New York is a notoriously difficult place to manage, and measuring success in real time is also complicated. At first glance, the question of whether the current mayor is popular or not would seem to be a simple one determined by statistics, anecdote and so on, but it is more knotty than that. In a poll at the end of June, less than half of New Yorkers – 46 percent – indicated that they had a favorable opinion of Eric Adams, a decrease of four points from his numbers in December.
In contrast, Bill de Blasio, whose mayoralty was dominated by conversations about his irresponsible gym habits and personality deficits, fared much better at the same point in his term. Even when the bourgeois creative class and the business elites came to reject him as if he were rancid fast food, at 18 months he was holding at a 58 percent favorable ratingwith 81 percent of Black voters expressing a positive view of him.
Mr. Adams’ problems occupy a wide space well outside the parameters of charisma. He has been criticized for lacking a vision or signature initiatives analogous to universal pre-K; peer access to staff; a habit of petty and bizarre distortions of the truth. Some of this was predictable. During the campaign, his evasiveness led to headlines like, “Where Eric Adams Really Live?” for it was not obvious, a confusion which he blamed on a slip of paper at the hands of a homeless accountant.
Last week, we learned that a picture of an old friend, a police officer who died in the line of duty 36 years ago, was not actually kept near the mayor in his wallet for decades as he previously suggested. Rather, it was printed in his office last year by subordinates, in response to the death of two police officers in Harlem.
These shortcomings justify fear and may cause voters to turn to someone new in 2025. And yet it is also true that New Yorkers who hope for a galvanizing figure, a mayor for all the people, may need to adjust their expectations and settle for a mayor for half the people .
Our current political landscape is too difficult for anyone to emerge with a broad consensus of affection — it’s almost impossible to imagine how widely accepted La Guardia was, or even Ed Koch in his first term. Over the past 10 years, most mayors’ approval ratings have hovered just above or below 50 percent. Although Michael Bloomberg had an approval rating of 31 percent early in his tenure, he briefly reached 75 percent during his deft handling of the financial crisis in the fall of 2008, before slipping downward in the coming years.
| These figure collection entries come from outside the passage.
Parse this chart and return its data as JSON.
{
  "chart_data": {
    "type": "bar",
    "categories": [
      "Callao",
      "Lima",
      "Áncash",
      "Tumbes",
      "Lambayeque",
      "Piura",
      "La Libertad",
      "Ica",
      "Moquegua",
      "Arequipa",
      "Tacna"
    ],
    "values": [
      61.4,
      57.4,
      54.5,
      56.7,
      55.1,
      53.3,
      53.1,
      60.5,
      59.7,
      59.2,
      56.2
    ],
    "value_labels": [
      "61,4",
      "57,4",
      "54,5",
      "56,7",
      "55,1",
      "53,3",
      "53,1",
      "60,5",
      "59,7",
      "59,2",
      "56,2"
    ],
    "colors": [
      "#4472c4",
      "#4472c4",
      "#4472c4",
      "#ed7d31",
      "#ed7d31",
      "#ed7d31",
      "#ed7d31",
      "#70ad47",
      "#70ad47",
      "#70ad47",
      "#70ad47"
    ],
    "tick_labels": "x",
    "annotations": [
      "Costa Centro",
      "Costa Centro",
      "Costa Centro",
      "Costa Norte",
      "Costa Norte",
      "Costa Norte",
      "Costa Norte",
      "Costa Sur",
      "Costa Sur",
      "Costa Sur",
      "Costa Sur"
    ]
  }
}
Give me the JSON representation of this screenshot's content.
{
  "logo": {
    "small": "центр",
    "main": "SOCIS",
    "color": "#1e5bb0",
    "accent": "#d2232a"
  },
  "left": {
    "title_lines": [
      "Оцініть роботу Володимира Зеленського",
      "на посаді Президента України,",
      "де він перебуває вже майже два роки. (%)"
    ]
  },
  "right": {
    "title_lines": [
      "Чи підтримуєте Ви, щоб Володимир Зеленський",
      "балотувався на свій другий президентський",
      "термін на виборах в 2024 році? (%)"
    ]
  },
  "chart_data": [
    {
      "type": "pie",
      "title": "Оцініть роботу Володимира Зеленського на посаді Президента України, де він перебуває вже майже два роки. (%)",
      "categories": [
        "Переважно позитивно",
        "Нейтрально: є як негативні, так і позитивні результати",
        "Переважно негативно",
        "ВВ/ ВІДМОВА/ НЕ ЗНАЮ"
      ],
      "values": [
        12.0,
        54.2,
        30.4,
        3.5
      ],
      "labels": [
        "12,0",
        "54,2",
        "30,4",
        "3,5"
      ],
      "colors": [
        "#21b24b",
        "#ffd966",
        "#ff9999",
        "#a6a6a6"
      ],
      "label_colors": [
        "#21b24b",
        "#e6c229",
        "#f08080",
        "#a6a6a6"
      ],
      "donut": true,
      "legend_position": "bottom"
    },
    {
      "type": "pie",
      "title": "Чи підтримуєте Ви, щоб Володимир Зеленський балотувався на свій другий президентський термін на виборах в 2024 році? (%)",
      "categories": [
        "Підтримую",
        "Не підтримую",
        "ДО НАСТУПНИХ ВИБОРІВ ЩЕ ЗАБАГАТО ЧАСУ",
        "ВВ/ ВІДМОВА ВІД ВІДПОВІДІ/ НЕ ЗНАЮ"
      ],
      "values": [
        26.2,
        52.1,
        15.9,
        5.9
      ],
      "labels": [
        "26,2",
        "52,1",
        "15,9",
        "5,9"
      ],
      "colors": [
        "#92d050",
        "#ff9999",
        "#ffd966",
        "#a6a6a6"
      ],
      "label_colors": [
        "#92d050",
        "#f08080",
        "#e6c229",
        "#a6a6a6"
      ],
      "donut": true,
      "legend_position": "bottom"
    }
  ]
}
The 50 percent benchmark is so hard to beat now, said George Arzt, a longtime political consultant in the city, because the electorate is so fragmented. La Guardia was able to govern well in part because as a liberal Republican who supported the New Deal he was able to connect with voters across constituencies. And there were simply fewer constituencies to consider.
Lacking the sharp ideological divisions that burden the party today, Northeast Democrats were united by a strong labor movement. La Guardia had to make an alliance with Jews and Protestants, with immigrants from Northern Europe and Southern Europe, but he did not work in a city of 600 spoken languages. Between 1960 and 2000, the number of Dominican immigrants to the city alone multiplied more than tenfold, reaching 1.1 million.
Supporters of Eric Adams – and most people presumably – appreciate that violent crimes and hate crimes are tends down. The shootings are down 25 percent year to date. “I don’t think people are looking for a vision; I think they’re looking to not get killed,” Alan Fishman, a banker, philanthropist and supporter of Adams, told me. “What you hear about friendship and dysfunction doesn’t affect people every day. It’s inside baseball.”
What touches people is the sincerity of the commitment. Whatever you thought of his policies, it was hard to doubt Michael Bloomberg’s devotion to New York. Mr. Adams and Mr. de Blasio have been cast as temperamental opposites, but they share a prominent trait, a deep investment in their own marketing. (This was evident most recently in the case of Mr. de Blasio, with the long, moody interview he and his wife, Chirlane McCray, gave to The Times announcing their separation, when the alternative in situations like this is typically distant three-line news release. .)
Mr. de Blasio has been chasing a national profile more or less from the moment he was elected mayor, and he was absent from the city during stretches when he ran for president, remaining in the race even though his bid was nowhere to be seen. Eager to engage the high-style factions of New York that his predecessor ignored, Mr. Adams has been selling us his “swagger” since his first week in office. History shows us that it is very rare for the mayor of New York to move on to higher office. The goal should be legacy rather than fame.